Had Scotland not pursued independence, he added, it would be very different: “You’ve demonstrated that you won’t fight; you gain no power, and they’ve lost respect for you—so not doing anything is a losing situation…. Both Scotland and England will win from a [Scottish] loss in the election.”
All that said, Blank cautioned investors against losing—because of shorts. “U.K. shares will pop up after the election, and then it will dissipate because short covering will no longer be happening. Ultimately these things are resolved and positive, but in the short term they’re negative, because of shorting.”
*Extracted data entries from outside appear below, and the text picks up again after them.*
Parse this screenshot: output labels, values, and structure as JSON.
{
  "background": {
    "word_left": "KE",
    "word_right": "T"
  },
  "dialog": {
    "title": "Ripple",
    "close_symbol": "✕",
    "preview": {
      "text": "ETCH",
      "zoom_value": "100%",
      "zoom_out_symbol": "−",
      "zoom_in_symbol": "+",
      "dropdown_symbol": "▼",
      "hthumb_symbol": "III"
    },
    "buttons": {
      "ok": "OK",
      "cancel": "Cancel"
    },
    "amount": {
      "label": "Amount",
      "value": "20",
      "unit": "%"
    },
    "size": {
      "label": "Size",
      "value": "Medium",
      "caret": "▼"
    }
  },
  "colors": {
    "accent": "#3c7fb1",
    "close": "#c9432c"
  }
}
Investors should watch for a “V-shaped stock market: a top in volume on shorts on this trade, and then it will go back down,” Blank said, citing a similar phenomenon in May on Indonesian shares. “It just tanks really, really hard and fast, and then about a month or two later there’s a huge spike, almost recovering—a third or two thirds—and then it sputters along till about January. That’s the pattern here; you have to move fast as a long investor. Wait till after the shorts are out—a technical pattern that is getting long. Shorting is a chart pattern that is visible in many of these broad indexes. That’s what’s going to happen here.”
The return of the market will probably take at least three months, probably more,” he said. “You don’t have to rush out the door when the Scots lose. Profit-taking will be the first out. Everyone else will see it carve a second bottom. Make sure the downside is over and the shorts are out, and then it will start to pick back up. Expect a pop and then a smooth-rising FTSE to begin long trading on U.K. issues.”